In my view, the evidence establishes that the deceased was a man who was careful about his affairs. The terms of both his will of 1960 and that of 1984 suggest that they had been considered thoroughly by the deceased before he executed the wills. He had instructed solicitors to attend to their preparations. They contained a careful and complete disposition his property. For almost 40 years, the deceased had a will. It may be inferred that if the deceased changed his mind regarding the distribution of his estate, it is likely that he would have executed a new will, rather than simply destroying the 1984 will and dying intestate. There is no evidence of a new will.

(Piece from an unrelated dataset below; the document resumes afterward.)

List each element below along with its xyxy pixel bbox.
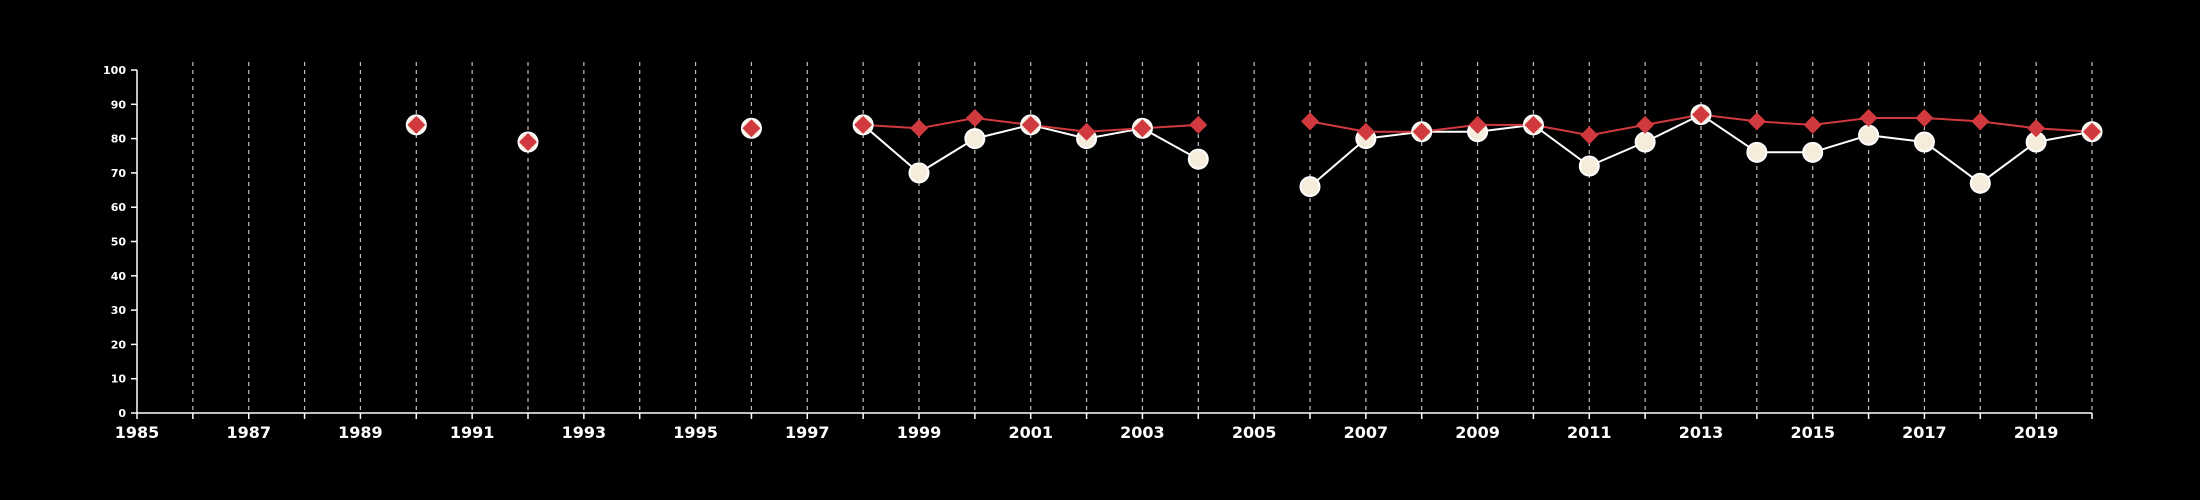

The deceased’s obligation to Ioannis for his contributions to the properties in Jeffcott Street or for the sale of his interest in the property at 204-206 Jeffcott Street was not fulfilled by other means. Accordingly, it may be inferred that the obligation continued to the time of the deceased’s death. There was no evidence from Stergios, who communicated with the deceased while he was in Greece, that the deceased had changed his mind regarding his obligations to Ioannis or the distribution of his estate. None of the deceased’s other children were informed of a change of mind. Further, there was no evidence which suggests a falling out between the deceased and Ioannis at any time after the execution of the will in 1984.
Another fact of note is that all of the deceased’s important papers previously located in a drawer in the upstairs room are missing, not just his 1984 will. The deceased may have taken papers to Greece or he may have left them all in Australia. The evidence suggested that Venatoula had possession of the important papers while she resided in the home property. In either case, I am of the view that it is very unlikely that the deceased destroyed all of the papers. Hence, it is probable that the deceased’s important papers including his will of 1984 were lost.
Based on the totality of the evidence, I am satisfied, on the balance of probabilities, that, even though the 1984 will is missing, it is more likely than not that the reason for it being missing is something other than that the deceased destroyed it with the intention of revoking it.[30] Accordingly, I am satisfied that there is sufficiently strong evidence to rebut the presumption of revocation.
[30] Adopting the language of Campbell J in Cahill v Rhodes [2002] NSWSC 561 at [68] where he is drawing on Sugden v Lord St Leonards (1876) LR 1 PD 154 and Finch v Finch (1867) LR 1 P & D 371.
There is one further matter to be mentioned. The deceased executed a will on 24 November 1960. Given my findings in relation to the deceased’s will of 1984, I am of the view that the 1960 will was revoked by the 1984 will.
Conclusion
I have reached the conclusion that the copy will should be admitted to probate limited until the original will or a more authentic copy of it be brought into and left in the Probate Registry of this Court. I consider that the presumption of revocation does not arise, but that if it did arise, it has been rebutted.
I direct the applicants to prepare minutes of orders to give effect to the above reasons.